When faced with problems involving cashflow, it makes sense for a business to review banking and finance arrangements to see where any improvements can be made.
At present, with increasing rates of interest, your business may be facing paying more interest on working capital facilities, putting further pressure on cashflow. By undertaking a review of your working capital facilities and requirements, you may be able to alleviate these pressures through either new facilities or variations of existing ones.
Working capital facilities can include overdrafts, asset based lending, invoice finance, stock finance, trade finance, business loans and merchant cash advance facilities. These are usually short-term, with a contract period of up to 12 months.
Longer-term facilities such as business loans and mortgages can also be reviewed to see if there is the possibility of saving money on monthly repayments.
It is good practice for businesses to regularly review banking and finance arrangements to ensure that they are appropriate and competitive in the current market.
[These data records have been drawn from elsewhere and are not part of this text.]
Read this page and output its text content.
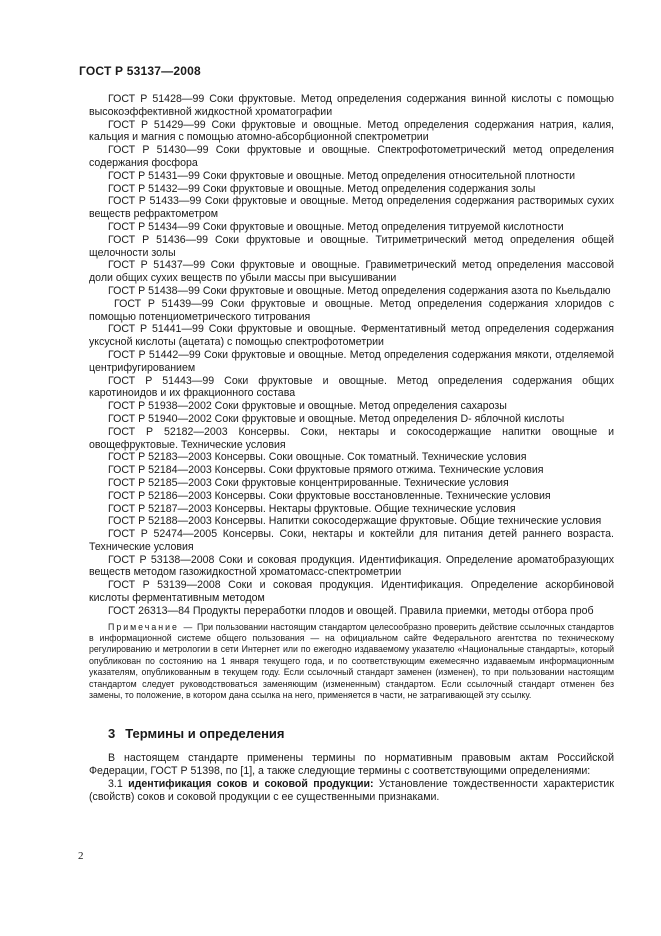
ГОСТ Р 53137—2008

ГОСТ Р 51428—99 Соки фруктовые. Метод определения содержания винной кислоты с помощью высокоэффективной жидкостной хроматографии

ГОСТ Р 51429—99 Соки фруктовые и овощные. Метод определения содержания натрия, калия, кальция и магния с помощью атомно-абсорбционной спектрометрии

ГОСТ Р 51430—99 Соки фруктовые и овощные. Спектрофотометрический метод определения содержания фосфора

ГОСТ Р 51431—99 Соки фруктовые и овощные. Метод определения относительной плотности

ГОСТ Р 51432—99 Соки фруктовые и овощные. Метод определения содержания золы

ГОСТ Р 51433—99 Соки фруктовые и овощные. Метод определения содержания растворимых сухих веществ рефрактометром

ГОСТ Р 51434—99 Соки фруктовые и овощные. Метод определения титруемой кислотности

ГОСТ Р 51436—99 Соки фруктовые и овощные. Титриметрический метод определения общей щелочности золы

ГОСТ Р 51437—99 Соки фруктовые и овощные. Гравиметрический метод определения массовой доли общих сухих веществ по убыли массы при высушивании

ГОСТ Р 51438—99 Соки фруктовые и овощные. Метод определения содержания азота по Кьельдалю

ГОСТ Р 51439—99 Соки фруктовые и овощные. Метод определения содержания хлоридов с помощью потенциометрического титрования

ГОСТ Р 51441—99 Соки фруктовые и овощные. Ферментативный метод определения содержания уксусной кислоты (ацетата) с помощью спектрофотометрии

ГОСТ Р 51442—99 Соки фруктовые и овощные. Метод определения содержания мякоти, отделяемой центрифугированием

ГОСТ Р 51443—99 Соки фруктовые и овощные. Метод определения содержания общих каротиноидов и их фракционного состава

ГОСТ Р 51938—2002 Соки фруктовые и овощные. Метод определения сахарозы

ГОСТ Р 51940—2002 Соки фруктовые и овощные. Метод определения D- яблочной кислоты

ГОСТ Р 52182—2003 Консервы. Соки, нектары и сокосодержащие напитки овощные и овощефруктовые. Технические условия

ГОСТ Р 52183—2003 Консервы. Соки овощные. Сок томатный. Технические условия

ГОСТ Р 52184—2003 Консервы. Соки фруктовые прямого отжима. Технические условия

ГОСТ Р 52185—2003 Соки фруктовые концентрированные. Технические условия

ГОСТ Р 52186—2003 Консервы. Соки фруктовые восстановленные. Технические условия

ГОСТ Р 52187—2003 Консервы. Нектары фруктовые. Общие технические условия

ГОСТ Р 52188—2003 Консервы. Напитки сокосодержащие фруктовые. Общие технические условия

ГОСТ Р 52474—2005 Консервы. Соки, нектары и коктейли для питания детей раннего возраста. Технические условия

ГОСТ Р 53138—2008 Соки и соковая продукция. Идентификация. Определение ароматобразующих веществ методом газожидкостной хроматомасс-спектрометрии

ГОСТ Р 53139—2008 Соки и соковая продукция. Идентификация. Определение аскорбиновой кислоты ферментативным методом

ГОСТ 26313—84 Продукты переработки плодов и овощей. Правила приемки, методы отбора проб

Примечание — При пользовании настоящим стандартом целесообразно проверить действие ссылочных стандартов в информационной системе общего пользования — на официальном сайте Федерального агентства по техническому регулированию и метрологии в сети Интернет или по ежегодно издаваемому указателю «Национальные стандарты», который опубликован по состоянию на 1 января текущего года, и по соответствующим ежемесячно издаваемым информационным указателям, опубликованным в текущем году. Если ссылочный стандарт заменен (изменен), то при пользовании настоящим стандартом следует руководствоваться заменяющим (измененным) стандартом. Если ссылочный стандарт отменен без замены, то положение, в котором дана ссылка на него, применяется в части, не затрагивающей эту ссылку.

3 Термины и определения

В настоящем стандарте применены термины по нормативным правовым актам Российской Федерации, ГОСТ Р 51398, по [1], а также следующие термины с соответствующими определениями:

3.1 идентификация соков и соковой продукции: Установление тождественности характеристик (свойств) соков и соковой продукции с ее существенными признаками.

2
This involves analysing the cashflow requirements of your business in the short and medium term, and ensuring the current level of borrowing is sufficient to meet these needs. It is sensible for businesses to sensitise forecasts to allow for some levels of contingency within the numbers to allow for unforeseen circumstances such as a customer not paying on time, bad debts or an unexpected rise in costs.
Once the cashflow analysis has been completed, you can begin to approach your existing provider or alternatives, to ensure you have the most cost-effective and efficient method of funding available to your business.
Businesses should regularly test the market on all types of borrowing to get the best deal available. Over time lenders’ appetites and pricing changes can present opportunities for businesses to save money on finance arrangements. It is best practice for businesses to treat lenders in line with other suppliers and review these relationships on a regular basis.
Should the cashflow analysis identify that your business will require additional borrowing facilities, it is best to start this process as early as possible. The earlier lenders are approached with a request for borrowing, the more options the business is likely to have.
During periods of cashflow pressure, businesses should ensure any new debt taken is sufficient and appropriate to support the business and is not going to damage it in the medium to long term. Short-term fixes can often lead to longer-term problems, as the initial lump of cash is spent and the business is left with increased monthly repayments.